Chromium-based high-temperature selective solar absorber

Abstract

Selective solar absorbers play a pivotal role in harnessing renewable energy sources and offer considerable potential for efficient photothermal conversion. However, most highly efficient solar selective absorbers require complex structural designs or combinations of multiple materials to implement. Here, we design a spectrum selective solar absorber using only chromium, featuring a cross-shaped square cavity structure. The absorber exhibits a total solar absorption of 96.2% while maintaining a total emissivity of 12%. The distributions of electric field indicate that the outstanding spectrum absorption is caused by the synergistic interplay between surface plasmon resonance, cavity resonance, and guided mode resonance. Our study delves into how different geometric parameters influence the spectrum absorption of the absorber. Additionally, we investigate the performance of the selective solar absorber in terms of absorption at various angles of incidence.
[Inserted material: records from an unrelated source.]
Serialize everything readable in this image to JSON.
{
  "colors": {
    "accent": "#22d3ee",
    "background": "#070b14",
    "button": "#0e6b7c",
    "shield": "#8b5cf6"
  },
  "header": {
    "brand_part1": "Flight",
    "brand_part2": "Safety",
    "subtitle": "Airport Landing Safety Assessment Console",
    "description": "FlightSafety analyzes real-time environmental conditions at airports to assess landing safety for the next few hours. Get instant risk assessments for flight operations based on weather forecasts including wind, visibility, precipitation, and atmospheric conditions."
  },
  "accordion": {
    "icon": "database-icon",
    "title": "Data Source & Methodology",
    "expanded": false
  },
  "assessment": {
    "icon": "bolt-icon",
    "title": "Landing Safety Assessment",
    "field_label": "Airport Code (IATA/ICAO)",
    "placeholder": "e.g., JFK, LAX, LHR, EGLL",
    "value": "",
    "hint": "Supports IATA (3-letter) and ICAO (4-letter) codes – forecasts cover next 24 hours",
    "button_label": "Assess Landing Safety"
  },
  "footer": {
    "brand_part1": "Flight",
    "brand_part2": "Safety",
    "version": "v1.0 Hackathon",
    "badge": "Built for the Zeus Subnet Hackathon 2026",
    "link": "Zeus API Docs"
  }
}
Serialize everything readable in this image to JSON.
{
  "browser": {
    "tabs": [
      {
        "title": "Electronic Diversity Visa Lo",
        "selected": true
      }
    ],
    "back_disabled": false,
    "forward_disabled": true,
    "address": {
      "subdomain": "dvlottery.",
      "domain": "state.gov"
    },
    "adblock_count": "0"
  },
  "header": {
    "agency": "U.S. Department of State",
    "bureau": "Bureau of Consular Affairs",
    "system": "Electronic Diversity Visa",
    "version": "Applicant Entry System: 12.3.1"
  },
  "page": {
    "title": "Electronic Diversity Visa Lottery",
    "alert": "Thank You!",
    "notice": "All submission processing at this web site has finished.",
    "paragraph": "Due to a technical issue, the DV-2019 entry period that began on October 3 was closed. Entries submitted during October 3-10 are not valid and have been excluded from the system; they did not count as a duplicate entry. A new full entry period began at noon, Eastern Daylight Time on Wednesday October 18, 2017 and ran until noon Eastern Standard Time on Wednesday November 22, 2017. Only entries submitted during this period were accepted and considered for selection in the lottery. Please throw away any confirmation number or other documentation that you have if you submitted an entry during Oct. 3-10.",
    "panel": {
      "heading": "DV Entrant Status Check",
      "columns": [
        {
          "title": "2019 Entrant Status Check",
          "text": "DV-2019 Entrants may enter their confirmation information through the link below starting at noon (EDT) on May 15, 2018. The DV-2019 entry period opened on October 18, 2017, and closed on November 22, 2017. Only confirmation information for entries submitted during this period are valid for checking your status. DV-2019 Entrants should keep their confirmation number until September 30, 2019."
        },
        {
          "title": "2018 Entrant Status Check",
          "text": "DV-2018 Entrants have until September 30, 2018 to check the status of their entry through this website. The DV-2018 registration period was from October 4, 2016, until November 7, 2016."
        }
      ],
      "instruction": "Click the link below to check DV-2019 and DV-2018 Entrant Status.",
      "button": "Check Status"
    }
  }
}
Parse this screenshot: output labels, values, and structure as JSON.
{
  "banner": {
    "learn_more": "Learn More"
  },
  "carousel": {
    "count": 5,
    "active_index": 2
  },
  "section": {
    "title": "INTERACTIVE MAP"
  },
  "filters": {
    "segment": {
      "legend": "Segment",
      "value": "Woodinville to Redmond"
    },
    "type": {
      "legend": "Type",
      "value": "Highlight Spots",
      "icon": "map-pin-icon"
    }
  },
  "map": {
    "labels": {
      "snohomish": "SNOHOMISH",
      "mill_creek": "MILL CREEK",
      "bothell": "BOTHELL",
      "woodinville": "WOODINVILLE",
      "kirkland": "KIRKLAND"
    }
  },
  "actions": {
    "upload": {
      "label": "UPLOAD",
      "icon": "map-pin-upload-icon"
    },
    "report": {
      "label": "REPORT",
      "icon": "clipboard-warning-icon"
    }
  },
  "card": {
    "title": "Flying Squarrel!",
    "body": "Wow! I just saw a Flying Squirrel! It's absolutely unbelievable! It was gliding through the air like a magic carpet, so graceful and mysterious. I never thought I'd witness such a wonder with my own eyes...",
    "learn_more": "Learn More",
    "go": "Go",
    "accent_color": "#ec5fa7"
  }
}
Remarkably, even at a substantial angle of 60°, it sustains a high absorption of approximately 80%. At 100°C, the absorber achieves an 86% photothermal conversion efficiency. Furthermore, as the concentration factor increases, the impact of high temperature on the absorber’s photothermal conversion efficiency diminishes. When the concentration factor is 200, the absorber achieves a steady-state temperature exceeding 753°C. This work holds importance in photothermal conversion and thermophotovoltaics.